Pythagorean Theorem/Miracle
I want to share an interesting puzzle that I encountered and finally was able to figure it out. Here is how it goes. Having the gradient of a two-variable function f(x, y) at point (x0, y0) to be equal (2, 1); What is the best direction to go in order to increase the function considering you have a certain step budget denoted by g? This is where the contention begins.
I think that it is intuitively better to only walk in the direction of x since there you would get twice as much as the progress if you would walk in the y-direction. And spending any fraction of your step g in the direction of y seems wasteful. Hence, I would only walk along the x-axis to increase my function.
However, mathematicians say another thing. Resorting to the definition of the gradient which is “the direction at which maximum increase can be attained”, one should move in the direction of the gradient which is (2, 1). This seems so counterintuitive! Why should I care about the less promising axis which in this case is y? I do not like the less fruitful direction.
After a great deal of research and adventure, finally, I found what is wrong with my intuition. I call it the “Miracle of the Pythagorean Theorem.” Imagine your step budget is g=13. If you only move in the direction of x which my intuition dictates, you would get a 26=13*2 points increase in your function. But we know that 13² = 12² + 5² and 13² = 13² + 0². This means that in Pythagorean Theorem you can trade 1 portion of your step in the direction of x and get 5 portions of step in the direction of y. Accordingly, your increase in the function would be 29=12*2 + 5*1 > 26=13*2.
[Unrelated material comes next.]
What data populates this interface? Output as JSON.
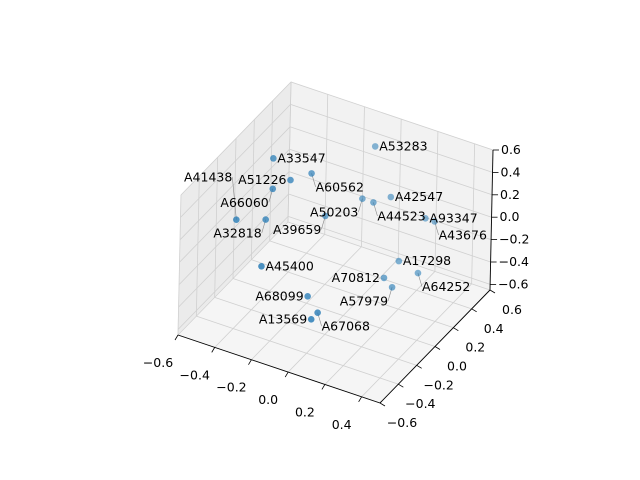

This improvement was achieved because we walked in the direction of (12, 5) as compared to (13, 0). The hidden aspect that I was missing in my intuition is that the Pythagorean Theorem allows you to trade 1 portion of step in the x-axis and get 5 portions in the y-axis.
To be more clear, when you spend your step budget g=13 in the direction of (12, 5) as opposed to only walking in the direction of (13, 0), it is as if your step size was extended to 17 from 13. It is as if you moved 5 portions of step in the direction of y (5 points increase) and 12 portions of step in the direction of x (24 points increase). And that is the foundation of this counterintuitive observation.
This is the fault of a one-dimensionality mindset which presumes that it is better to spend all your step budget in the best (one) dimension and ignore other (seemingly unattractive) dimensions. I am thinking perhaps everything else such as life, career, development, and research, follow the same rule. If this is true, we better not reject minor improvements in other dimensions. Nevertheless, we should draw a line between exploration and distraction.